If I had a dollar for every time I prayed for you, I’d probably pray for you more.
There is an idea floating around that if a pastor prays for you, you will be granted your request. I’m not sure where this comes from. Perhaps some sort of notion that pastors have an “in” with God more than the average layman.
People ask me to pray for them frequently. I do pray for them, but I doubt I pray for them what they want me to pray, but I do pray.
I pray that people would grow in Christ, that they would stop being distracted by earthly things and pursue spiritual growth. I pray that they would do the right thing, obey God’s Word, and deal with the consequences of doing the right thing in a wrong world. I pray for spiritual things.
I have told my church this many times. When people ask me to pray for their knee pain, I do, and I pray that through this knee pain, whether it stays or goes, it will work out to their spiritual growth. Pain can cause growth, so can the immediate cessation of pain. I can see growth happening either way. So my concern is for spiritual growth; let the knee feel how it’s supposed to in order to facilitate spiritual growth.
Yet people keep asking me to pray that pain would go away. That so-and-so would get healed. That everything would work out and they can come home soon. I continue to pray for spiritual growth and for the power of the Gospel to save souls through these things.
Many years ago I heard a pastor say, “When people ask me to pray for them, I always say ‘yes.’ But sometimes I forget, so then I’d be lying when I told them I would pray for them. So now, when people ask me to pray for them, I say, ‘yes,’ and in my head I pray for them right then. That way I am not lying cuz I prayed for them.”
That’s not bad advice. I’ve done it many times myself. Pray before I forget. But it’s also funny how we would forget to talk to our Creator and Lord about someone’s sincere desire for prayer!
But there are people who push the issue. Like, several times a week they contact me to pray for some weird thing, and there’s always a weird thing. It’s strange how those who want me to pray for them all the time keep having problems! You would think this would be a hint!
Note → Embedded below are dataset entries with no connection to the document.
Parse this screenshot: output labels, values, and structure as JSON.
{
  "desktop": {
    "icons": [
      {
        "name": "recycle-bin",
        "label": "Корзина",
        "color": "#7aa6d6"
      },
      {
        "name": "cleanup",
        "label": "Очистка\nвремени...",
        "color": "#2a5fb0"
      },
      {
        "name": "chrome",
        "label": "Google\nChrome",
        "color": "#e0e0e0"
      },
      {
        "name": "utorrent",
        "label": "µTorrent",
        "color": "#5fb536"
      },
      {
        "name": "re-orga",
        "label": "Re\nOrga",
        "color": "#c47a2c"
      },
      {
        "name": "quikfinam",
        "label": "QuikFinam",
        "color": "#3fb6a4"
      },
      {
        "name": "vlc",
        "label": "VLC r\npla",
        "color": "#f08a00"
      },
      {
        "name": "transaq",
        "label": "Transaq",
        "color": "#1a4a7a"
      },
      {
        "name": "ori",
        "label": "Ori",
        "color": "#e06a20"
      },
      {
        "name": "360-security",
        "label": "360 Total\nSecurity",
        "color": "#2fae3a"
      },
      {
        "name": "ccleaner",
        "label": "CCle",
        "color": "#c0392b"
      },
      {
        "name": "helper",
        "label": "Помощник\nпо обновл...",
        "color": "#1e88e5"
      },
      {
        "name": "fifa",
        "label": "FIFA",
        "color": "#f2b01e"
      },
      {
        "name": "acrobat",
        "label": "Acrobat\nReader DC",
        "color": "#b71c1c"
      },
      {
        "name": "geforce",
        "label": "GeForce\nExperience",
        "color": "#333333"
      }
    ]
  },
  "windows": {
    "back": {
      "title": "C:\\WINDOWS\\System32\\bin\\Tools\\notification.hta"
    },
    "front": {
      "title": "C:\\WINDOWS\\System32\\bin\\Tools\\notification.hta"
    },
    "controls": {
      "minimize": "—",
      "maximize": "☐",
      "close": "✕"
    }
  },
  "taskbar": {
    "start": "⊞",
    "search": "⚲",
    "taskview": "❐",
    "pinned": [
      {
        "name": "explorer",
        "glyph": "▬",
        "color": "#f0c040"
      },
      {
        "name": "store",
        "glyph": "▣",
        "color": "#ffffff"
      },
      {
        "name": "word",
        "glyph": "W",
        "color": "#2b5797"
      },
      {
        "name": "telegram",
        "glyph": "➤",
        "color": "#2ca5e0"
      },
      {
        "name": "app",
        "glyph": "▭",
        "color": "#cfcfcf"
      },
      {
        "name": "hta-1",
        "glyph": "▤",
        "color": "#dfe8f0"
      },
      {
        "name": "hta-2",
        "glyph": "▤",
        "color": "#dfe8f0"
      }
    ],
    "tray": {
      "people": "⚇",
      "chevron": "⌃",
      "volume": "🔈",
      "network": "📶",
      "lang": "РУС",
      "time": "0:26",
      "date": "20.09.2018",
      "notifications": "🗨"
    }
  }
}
“Hey look, people who never call me to pray for their problems, seem to have fewer problems than you who are obsessed with having me pray for your problems.”
And, if they don’t personally have problems, they will tell me everyone else’s problems.
“My aunt’s, brothers, grandma’s, nephew lost his job. Can you pray he would find work soon?”
Yes, it is a bummer that people lose jobs. I will pray if I agree to pray, and I will pray that “the aunt’s brother’s grandma’s something something, whatever it was, you know Lord, you were there, will find the Gospel and grow in Christ through this challenge.”
I don’t even remember my wife’s health problems, go ahead, ask her, she knows I don’t remember such things. So, no, I will not remember your distant relative, their name, their relation to you, nor the disease they have. Not only because I don’t remember such things because I’m male, but also because ten other people are telling me diseases and relatives and stuff. I get them all mixed up.
I do not know what to pray for as I ought. The Spirit makes intercession, for which I am glad, as should you. Prayer is a cool thing. We should all do it more. What to pray for? I have no idea. Who I’m praying for? Probably don’t remember. But prayer is part of the pastor’s job and, you are, in fact, getting paid to do it. Do it.
Likewise the Spirit also helpeth our infirmities: for we know not what we should pray for as we ought: but the Spirit itself maketh intercession for us with groanings which cannot be uttered.